Edital previa exigências para mulheres; não há equivalente para os homens. Secretaria de Segurança classificou medida como ‘cautela desnecessária’.
O governo do Distrito Federal informou nesta quinta-feira (28) que vai retirar a exigência de exames ginecológicos invasivos para as candidatas aprovadas no concurso do Corpo de Bombeiros. O edital publicado no início do mês causou polêmica porque previa a apresentação de laudo do Papanicolau, exame que só pode ser feito em mulheres com vida sexual ativa.
As regras do concurso também previam que candidatas virgens teriam de comprovar que não tiveram o hímen rompido.

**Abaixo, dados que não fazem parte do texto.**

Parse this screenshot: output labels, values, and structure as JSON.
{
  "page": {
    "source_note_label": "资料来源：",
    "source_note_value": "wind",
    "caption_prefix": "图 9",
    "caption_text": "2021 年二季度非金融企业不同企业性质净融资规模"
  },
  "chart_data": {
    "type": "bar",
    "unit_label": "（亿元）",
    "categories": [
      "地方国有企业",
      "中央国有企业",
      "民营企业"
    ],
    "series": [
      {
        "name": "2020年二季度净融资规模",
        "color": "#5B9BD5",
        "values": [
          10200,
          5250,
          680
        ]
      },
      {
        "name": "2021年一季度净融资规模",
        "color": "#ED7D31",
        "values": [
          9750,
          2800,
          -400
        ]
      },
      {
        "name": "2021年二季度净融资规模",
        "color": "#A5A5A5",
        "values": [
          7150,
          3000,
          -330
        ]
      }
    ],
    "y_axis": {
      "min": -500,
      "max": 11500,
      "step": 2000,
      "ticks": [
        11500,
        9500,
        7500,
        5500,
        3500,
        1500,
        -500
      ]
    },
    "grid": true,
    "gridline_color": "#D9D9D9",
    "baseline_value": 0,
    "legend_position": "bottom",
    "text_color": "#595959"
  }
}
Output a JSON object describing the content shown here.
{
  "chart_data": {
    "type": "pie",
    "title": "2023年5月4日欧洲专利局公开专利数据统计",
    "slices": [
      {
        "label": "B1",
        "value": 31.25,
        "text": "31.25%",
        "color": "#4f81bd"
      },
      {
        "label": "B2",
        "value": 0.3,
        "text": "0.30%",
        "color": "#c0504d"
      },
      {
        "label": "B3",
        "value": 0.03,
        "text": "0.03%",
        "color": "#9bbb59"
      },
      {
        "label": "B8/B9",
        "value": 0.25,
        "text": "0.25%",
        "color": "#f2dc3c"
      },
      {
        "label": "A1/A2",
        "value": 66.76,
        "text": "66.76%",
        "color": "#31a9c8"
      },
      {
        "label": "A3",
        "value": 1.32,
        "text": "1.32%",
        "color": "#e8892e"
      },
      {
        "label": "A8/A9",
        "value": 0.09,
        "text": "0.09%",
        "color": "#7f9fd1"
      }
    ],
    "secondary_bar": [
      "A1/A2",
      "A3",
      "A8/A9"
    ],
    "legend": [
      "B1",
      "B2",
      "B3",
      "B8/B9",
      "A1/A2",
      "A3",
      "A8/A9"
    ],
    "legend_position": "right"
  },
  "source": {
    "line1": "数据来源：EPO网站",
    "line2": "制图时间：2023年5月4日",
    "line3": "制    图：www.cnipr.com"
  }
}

O Papanicolau, cientificamente conhecido como colpocitopatologia oncótica, ajuda na prevenção de doenças como câncer de colo do útero e HPV.
Em nota a Secretaria de Segurança Pública afirmou “compreender a cautela da instituição em relação à saúde das candidatas”, mas disse que a medida preventiva é “excessiva” e será retirada do edital.
O documento deve ser publicado no Diário Oficial do DF nesta sexta-feira (29). Segundo o governo, será suficiente que a candidata apresente um laudo, assinado por ginecologista ou obstetra, que comprova a ausência de restrições listadas no edital – tumor de mama ou inflamação pélvica, por exemplo.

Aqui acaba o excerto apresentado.